A Christchurch woman has described her horror at witnessing two helicopters collide on Australia's Gold Coast, just a day after her son and his girlfriend took the same scenic flight.
Four people were killed and three others badly injured when the rotors of one Sea World helicopter that had just taken off collided with another helicopter coming into land near the theme park on Monday.
Four New Zealanders survived the crash after their helicopter landed on a sandbank.
Sue and Luigi Monaco were sitting at the beach near their Southport apartment when Sue heard a big bang and saw one of the helicopters plunge to the ground.
"I saw two helicopters and then next minute it looked like the tail had come off the main cabin and it just went straight down. Sand went up everywhere. I was trying to tell my husband but nothing was coming out of my mouth," she said.
"I was crying. It's horrible, I just watched them fall to their death."
Sue Monaco said she was incredibly relieved the crash did not happen a day earlier when her 24-year-old son Enrico and his girlfriend Keeta took their own Sea World helicopter ride.
Keeta, who declined to give her surname, said their five-minute flight was a great experience and neither of them had any safety concerns.

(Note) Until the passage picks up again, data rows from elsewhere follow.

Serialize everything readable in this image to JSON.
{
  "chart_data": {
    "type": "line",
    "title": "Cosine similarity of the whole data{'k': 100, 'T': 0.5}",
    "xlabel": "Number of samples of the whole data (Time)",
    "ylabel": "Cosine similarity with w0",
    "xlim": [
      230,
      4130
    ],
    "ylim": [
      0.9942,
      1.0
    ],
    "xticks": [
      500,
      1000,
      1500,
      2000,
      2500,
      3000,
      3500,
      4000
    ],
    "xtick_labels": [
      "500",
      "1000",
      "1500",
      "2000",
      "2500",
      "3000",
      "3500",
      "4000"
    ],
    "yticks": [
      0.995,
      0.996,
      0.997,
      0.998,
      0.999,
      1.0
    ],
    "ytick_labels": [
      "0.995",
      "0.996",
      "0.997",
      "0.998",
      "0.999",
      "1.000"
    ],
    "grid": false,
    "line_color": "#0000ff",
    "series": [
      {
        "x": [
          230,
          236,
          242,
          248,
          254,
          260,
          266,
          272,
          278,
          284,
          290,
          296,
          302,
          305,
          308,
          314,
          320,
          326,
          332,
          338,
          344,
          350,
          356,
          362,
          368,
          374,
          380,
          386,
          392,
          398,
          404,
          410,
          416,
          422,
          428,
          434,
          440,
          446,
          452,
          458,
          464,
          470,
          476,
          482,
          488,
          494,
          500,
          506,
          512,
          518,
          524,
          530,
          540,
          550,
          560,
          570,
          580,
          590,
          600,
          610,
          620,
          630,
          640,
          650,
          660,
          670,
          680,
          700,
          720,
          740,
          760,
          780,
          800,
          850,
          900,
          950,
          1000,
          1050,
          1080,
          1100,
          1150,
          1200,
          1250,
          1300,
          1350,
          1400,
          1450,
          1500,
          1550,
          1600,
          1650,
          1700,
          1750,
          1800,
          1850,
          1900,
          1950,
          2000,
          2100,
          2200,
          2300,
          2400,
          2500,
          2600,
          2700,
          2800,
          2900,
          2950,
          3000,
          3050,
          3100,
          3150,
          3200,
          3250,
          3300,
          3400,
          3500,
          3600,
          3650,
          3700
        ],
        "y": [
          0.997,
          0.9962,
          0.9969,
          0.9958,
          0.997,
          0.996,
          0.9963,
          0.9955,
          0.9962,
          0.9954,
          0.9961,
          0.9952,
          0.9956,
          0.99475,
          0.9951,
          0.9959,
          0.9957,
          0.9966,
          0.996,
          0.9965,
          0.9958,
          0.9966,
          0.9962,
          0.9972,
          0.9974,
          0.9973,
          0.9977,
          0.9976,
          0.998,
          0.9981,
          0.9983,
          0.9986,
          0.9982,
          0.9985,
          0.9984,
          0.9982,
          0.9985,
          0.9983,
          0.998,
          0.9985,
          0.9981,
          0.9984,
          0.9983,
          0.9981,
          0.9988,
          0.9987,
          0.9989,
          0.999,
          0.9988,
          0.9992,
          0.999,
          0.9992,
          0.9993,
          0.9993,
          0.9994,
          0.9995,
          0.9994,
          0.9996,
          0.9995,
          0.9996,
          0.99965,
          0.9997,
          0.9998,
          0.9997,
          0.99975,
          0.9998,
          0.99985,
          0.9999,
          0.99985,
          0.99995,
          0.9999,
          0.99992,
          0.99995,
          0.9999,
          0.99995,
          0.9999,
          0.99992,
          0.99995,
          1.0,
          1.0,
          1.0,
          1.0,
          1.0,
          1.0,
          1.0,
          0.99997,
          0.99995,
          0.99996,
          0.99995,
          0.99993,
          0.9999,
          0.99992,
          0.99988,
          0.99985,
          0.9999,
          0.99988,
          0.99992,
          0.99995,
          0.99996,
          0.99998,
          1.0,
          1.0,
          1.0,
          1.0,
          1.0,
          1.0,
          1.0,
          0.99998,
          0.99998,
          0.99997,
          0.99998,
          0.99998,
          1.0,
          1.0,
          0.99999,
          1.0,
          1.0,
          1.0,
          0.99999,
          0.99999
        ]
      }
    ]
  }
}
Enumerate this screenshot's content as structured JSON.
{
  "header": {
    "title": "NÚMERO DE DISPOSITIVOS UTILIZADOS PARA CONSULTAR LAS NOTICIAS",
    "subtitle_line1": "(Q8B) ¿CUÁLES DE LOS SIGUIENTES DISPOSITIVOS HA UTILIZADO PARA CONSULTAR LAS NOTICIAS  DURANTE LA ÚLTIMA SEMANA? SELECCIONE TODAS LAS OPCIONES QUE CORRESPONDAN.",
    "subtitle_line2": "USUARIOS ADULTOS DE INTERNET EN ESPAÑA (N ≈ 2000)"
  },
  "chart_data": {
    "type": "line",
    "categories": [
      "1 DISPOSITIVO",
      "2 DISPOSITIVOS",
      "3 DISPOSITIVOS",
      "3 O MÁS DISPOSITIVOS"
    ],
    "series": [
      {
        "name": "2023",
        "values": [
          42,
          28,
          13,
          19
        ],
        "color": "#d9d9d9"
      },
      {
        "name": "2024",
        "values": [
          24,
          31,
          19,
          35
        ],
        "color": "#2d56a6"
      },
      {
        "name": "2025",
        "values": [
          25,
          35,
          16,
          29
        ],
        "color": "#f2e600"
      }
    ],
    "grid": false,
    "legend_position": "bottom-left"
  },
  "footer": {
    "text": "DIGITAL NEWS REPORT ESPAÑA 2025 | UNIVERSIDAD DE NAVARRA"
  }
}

"It was the first time I had been on a helicopter, but it was a really smooth flight. [The pilot] was really great, we didn't have a bad experience, the landing and the take-off and everything was great," she said.
Enrico and Keeta spent Tuesday at Australia Zoo and were shocked to discover the helicopters had crashed when they later returned to Southport.
"We were planning to take the flight the day of the crash, but we were lucky and got squeezed in the day before. So it was just, s--t, that could have been us," she said.
"It's a gut-wrenching feeling, we're pretty grateful it wasn't us."
Enrico said he was shaken by the close call.
"To think that we were on the flight the day before was quite scary," he said.
"Our condolences go out to the families and Sea World because it's very sad."
Sue said it was hard to believe the helicopters collided in mid-air.
"We were watching all the boats going back and forth, and jet skis. You'd think there would be an accident with them, not a helicopter," she said.
Investigators are now trying to piece together what went wrong, as the families of the dead - helicopter pilot Ash Jenkinson, British couple Ron and Diane Hughes, and Sydney mother Vanessa Tadros - mourn their loss.
Tadros's 10-year-old son Nicholas, Geelong woman Winnie De Silva and her 9-year-old son Leon were the only survivors from the helicopter that crashed.